Estabelece as normas relativas ao registo, autorização para exercício da actividade, classificação e titulação, implantação e funcionamento das explorações suinícolas e dos centros de agrupamento de suínos.

Texto do documento

Decreto-Lei 339/99

de 25 de Agosto

O Decreto-Lei 163/97, de 27 de Junho, estabelece as normas relativas ao registo, autorização para o exercício da actividade, classificação e titulação, implantação e funcionamento das explorações suinícolas e centros de agrupamento de suínos.

No entanto, a aplicação prática daquele diploma legal veio revelar a necessidade de alguns ajustamentos.

A actualização da classificação das explorações suinícolas e a introdução de uma nova reorganização do registo e autorização para o exercício da actividade das explorações suinícolas e dos centros de agrupamento de suínos são também aspectos que justificam uma revisão do Decreto-Lei 163/97, de 27 de Junho, e demais legislação complementar, substituindo-o pelo presente diploma.

Foi ouvida a Associação Nacional de Municípios Portugueses.

Assim:

Nos termos da alínea a) do n.º 1 do artigo 198.º da Constituição, o Governo decreta, para valer como lei geral da República, o seguinte:

Artigo 1.º

Objecto

O presente diploma estabelece as normas relativas ao registo, autorização para exercício da actividade, classificação e titulação, implantação e funcionamento das explorações suinícolas e dos centros de agrupamento de suínos.

Artigo 2.º

Classificação das explorações suinícolas

1 - Para efeitos do presente diploma, as explorações suinícolas são classificadas em:

a) Industriais - as que explorem 20 reprodutores ou mais e ou 200 ou mais porcos de engorda, respectivamente;

b) Familiares - as que explorem menos de 20 reprodutores e ou menos de 200 porcos de engorda, respectivamente.

2 - De acordo com as suas finalidades, as explorações industriais de suínos classificam-se em:

a) Produção de reprodutores;

b) Produção de porcos para abate.

3 - As explorações industriais produtoras de reprodutores compreendem:

a) Núcleos de selecção - as que se dedicam ao melhoramento genético de suínos de raças puras para as quais se disponha de livro genealógico ou registo zootécnico com vista à obtenção de reprodutores selectos;

b) Unidades de multiplicação - as que têm por finalidade primordial a obtenção de fêmeas reprodutoras de raça pura ou híbridos a partir de reprodutores inscritos em livro genealógico ou registo zootécnico.

4 - As explorações industriais produtoras de porcos para abate compreendem:

a) Explorações de produção em ciclo fechado - as que se dedicam à produção de leitões para recria e acabamento na própria exploração;

b) Explorações de produção de leitões - as que se dedicam só à produção de leitões;

c) Explorações de recria e acabamento - as que se dedicam a recria e acabamento de animais para abate.

5 - De acordo com o sistema de produção, as explorações referidas nos n.os 3 e 4 são ainda classificadas:

a) Regime intensivo - as que em área coberta ou ao ar livre não utilizam o pastoreio em qualquer das fases do processo produtivo;

b) Regime semi-intensivo - as que em área coberta ou ao ar livre utilizam o pastoreio numa ou mais fases do seu processo produtivo;

c) Regime extensivo - as que utilizam o pastoreio em todas as fases do seu processo produtivo.
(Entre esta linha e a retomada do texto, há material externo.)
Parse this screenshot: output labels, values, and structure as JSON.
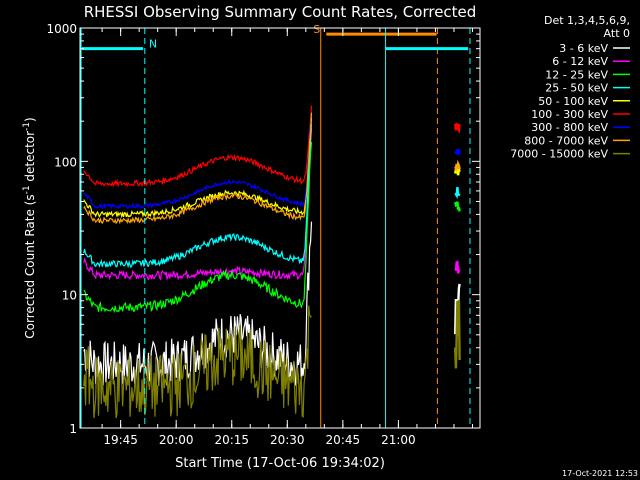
{
  "chart_data": {
    "type": "line",
    "title": "RHESSI Observing Summary Count Rates, Corrected",
    "xlabel": "Start Time (17-Oct-06 19:34:02)",
    "ylabel_main": "Corrected Count Rate (s",
    "ylabel_sup1": "-1",
    "ylabel_mid": " detector",
    "ylabel_sup2": "-1",
    "ylabel_end": ")",
    "y_scale": "log",
    "ylim": [
      1,
      1000
    ],
    "xlim_minutes": [
      0,
      108
    ],
    "x_ticks": [
      {
        "minute": 10.97,
        "label": "19:45"
      },
      {
        "minute": 25.97,
        "label": "20:00"
      },
      {
        "minute": 40.97,
        "label": "20:15"
      },
      {
        "minute": 55.97,
        "label": "20:30"
      },
      {
        "minute": 70.97,
        "label": "20:45"
      },
      {
        "minute": 85.97,
        "label": "21:00"
      }
    ],
    "y_ticks": [
      {
        "value": 1,
        "label": "1"
      },
      {
        "value": 10,
        "label": "10"
      },
      {
        "value": 100,
        "label": "100"
      },
      {
        "value": 1000,
        "label": "1000"
      }
    ],
    "legend_header": [
      "Det 1,3,4,5,6,9,",
      "Att 0"
    ],
    "legend_placement": "right",
    "series": [
      {
        "name": "3 - 6 keV",
        "color": "#ffffff",
        "shape": "dip",
        "base": 3,
        "peak": 5,
        "flare_end": 40,
        "late": 7,
        "noise": 0.35
      },
      {
        "name": "6 - 12 keV",
        "color": "#ff00ff",
        "shape": "dip",
        "base": 14,
        "peak": 15,
        "flare_end": 180,
        "late": 16,
        "noise": 0.06
      },
      {
        "name": "12 - 25 keV",
        "color": "#00ff00",
        "shape": "arch",
        "base": 8,
        "peak": 14,
        "flare_end": 150,
        "late": 45,
        "noise": 0.07
      },
      {
        "name": "25 - 50 keV",
        "color": "#00ffff",
        "shape": "arch",
        "base": 17,
        "peak": 27,
        "flare_end": 200,
        "late": 60,
        "noise": 0.05
      },
      {
        "name": "50 - 100 keV",
        "color": "#ffff00",
        "shape": "arch",
        "base": 40,
        "peak": 58,
        "flare_end": 220,
        "late": 82,
        "noise": 0.04
      },
      {
        "name": "100 - 300 keV",
        "color": "#ff0000",
        "shape": "arch",
        "base": 68,
        "peak": 107,
        "flare_end": 260,
        "late": 180,
        "noise": 0.04
      },
      {
        "name": "300 - 800 keV",
        "color": "#0000ff",
        "shape": "arch",
        "base": 46,
        "peak": 70,
        "flare_end": 240,
        "late": 118,
        "noise": 0.03
      },
      {
        "name": "800 - 7000 keV",
        "color": "#ffa500",
        "shape": "arch",
        "base": 36,
        "peak": 55,
        "flare_end": 230,
        "late": 90,
        "noise": 0.04
      },
      {
        "name": "7000 - 15000 keV",
        "color": "#808000",
        "shape": "dip",
        "base": 2,
        "peak": 3.5,
        "flare_end": 12,
        "late": 4.5,
        "noise": 0.5
      }
    ],
    "annotations": [
      {
        "label": "N",
        "color": "#00ffff",
        "bar_start": 0.5,
        "bar_end": 17,
        "bar_value": 700,
        "dashed_at": 17.5
      },
      {
        "label": "S",
        "color": "#ff8c00",
        "bar_start": 66.5,
        "bar_end": 96.3,
        "bar_value": 900,
        "solid_at": 65,
        "dashed_at": 96.5
      },
      {
        "label": "",
        "color": "#00ffff",
        "bar_start": 82.5,
        "bar_end": 104.8,
        "bar_value": 700,
        "solid_at": 82.5,
        "dashed_at": 105.3
      }
    ],
    "gap_minutes": [
      62.5,
      101.3
    ],
    "timestamp": "17-Oct-2021 12:53"
  }
}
6 - As explorações de suínos que se dediquem à selecção através de melhoramento genético de suínos de raças puras não podem produzir híbridos.

7 - As explorações de suínos referidas nos n.os 3 e 4 deste diploma terão de dispor dos efectivos mínimos constantes do mapa anexo ao presente diploma, que dele faz parte integrante; as explorações familiares de suínos ficam sujeitas aos efectivos máximos constantes do mesmo mapa.
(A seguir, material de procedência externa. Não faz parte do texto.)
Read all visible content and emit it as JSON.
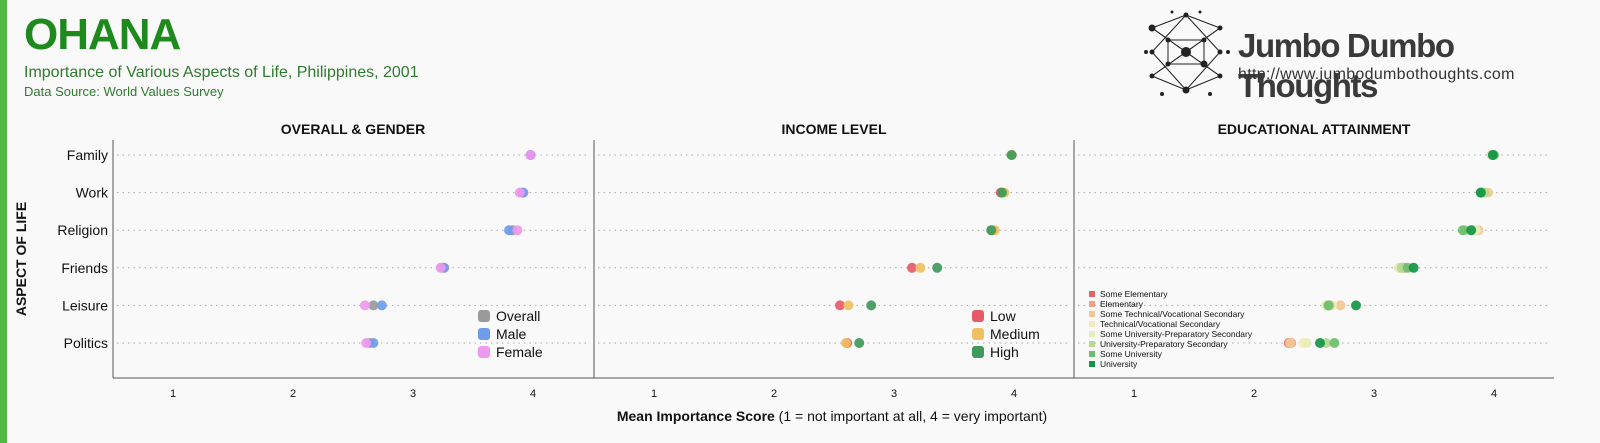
{
  "header": {
    "title": "OHANA",
    "subtitle": "Importance of Various Aspects of Life, Philippines, 2001",
    "source": "Data Source: World Values Survey"
  },
  "brand": {
    "name": "Jumbo Dumbo Thoughts",
    "url": "http://www.jumbodumbothoughts.com"
  },
  "chart_data": {
    "type": "scatter",
    "ylabel": "ASPECT OF LIFE",
    "xlabel_bold": "Mean Importance Score",
    "xlabel_rest": "(1 = not important at all, 4 = very important)",
    "categories": [
      "Family",
      "Work",
      "Religion",
      "Friends",
      "Leisure",
      "Politics"
    ],
    "xlim": [
      0.5,
      4.5
    ],
    "xticks": [
      "1",
      "2",
      "3",
      "4"
    ],
    "panels": [
      {
        "title": "OVERALL & GENDER",
        "legend_style": "large",
        "series": [
          {
            "name": "Overall",
            "color": "#9a9a9a",
            "values": [
              3.98,
              3.91,
              3.83,
              3.25,
              2.67,
              2.64
            ]
          },
          {
            "name": "Male",
            "color": "#6f9cea",
            "values": [
              3.98,
              3.92,
              3.8,
              3.26,
              2.74,
              2.67
            ]
          },
          {
            "name": "Female",
            "color": "#ee98ee",
            "values": [
              3.98,
              3.89,
              3.87,
              3.23,
              2.6,
              2.61
            ]
          }
        ]
      },
      {
        "title": "INCOME LEVEL",
        "legend_style": "large",
        "series": [
          {
            "name": "Low",
            "color": "#e85a6a",
            "values": [
              3.98,
              3.89,
              3.82,
              3.15,
              2.55,
              2.61
            ]
          },
          {
            "name": "Medium",
            "color": "#f0c060",
            "values": [
              3.98,
              3.92,
              3.84,
              3.22,
              2.62,
              2.6
            ]
          },
          {
            "name": "High",
            "color": "#3f9a5a",
            "values": [
              3.98,
              3.9,
              3.81,
              3.36,
              2.81,
              2.71
            ]
          }
        ]
      },
      {
        "title": "EDUCATIONAL ATTAINMENT",
        "legend_style": "small",
        "series": [
          {
            "name": "Some Elementary",
            "color": "#e06666",
            "values": [
              3.98,
              3.9,
              3.82,
              3.25,
              2.62,
              2.29
            ]
          },
          {
            "name": "Elementary",
            "color": "#f0a080",
            "values": [
              3.98,
              3.91,
              3.84,
              3.24,
              2.64,
              2.31
            ]
          },
          {
            "name": "Some Technical/Vocational Secondary",
            "color": "#f2c890",
            "values": [
              3.99,
              3.95,
              3.87,
              3.21,
              2.72,
              2.3
            ]
          },
          {
            "name": "Technical/Vocational Secondary",
            "color": "#f6eab8",
            "values": [
              3.98,
              3.91,
              3.83,
              3.23,
              2.65,
              2.41
            ]
          },
          {
            "name": "Some University-Preparatory Secondary",
            "color": "#e4efb8",
            "values": [
              3.99,
              3.9,
              3.85,
              3.21,
              2.6,
              2.44
            ]
          },
          {
            "name": "University-Preparatory Secondary",
            "color": "#b4d890",
            "values": [
              3.99,
              3.92,
              3.76,
              3.23,
              2.63,
              2.6
            ]
          },
          {
            "name": "Some University",
            "color": "#6cbf6c",
            "values": [
              4.0,
              3.89,
              3.74,
              3.28,
              2.62,
              2.67
            ]
          },
          {
            "name": "University",
            "color": "#139648",
            "values": [
              3.99,
              3.89,
              3.81,
              3.33,
              2.85,
              2.55
            ]
          }
        ]
      }
    ]
  }
}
8 - É vedado às explorações de produção em ciclo fechado engordar outros animais que não sejam os da própria exploração.

9 - As explorações familiares de suínos destinam-se à produção de suínos para autoconsumo ou venda para abate e compreendem os seguintes regimes:

a) Regime complementar de exploração agrícola - as que exploram mais de 3 e menos de 20 reprodutoras e ou mais de 30 e menos de 200 porcos em engorda;

b) Regime caseiro - as que exploram no máximo por agregado familiar 3 fêmeas e um macho e ou 30 porcos de engorda.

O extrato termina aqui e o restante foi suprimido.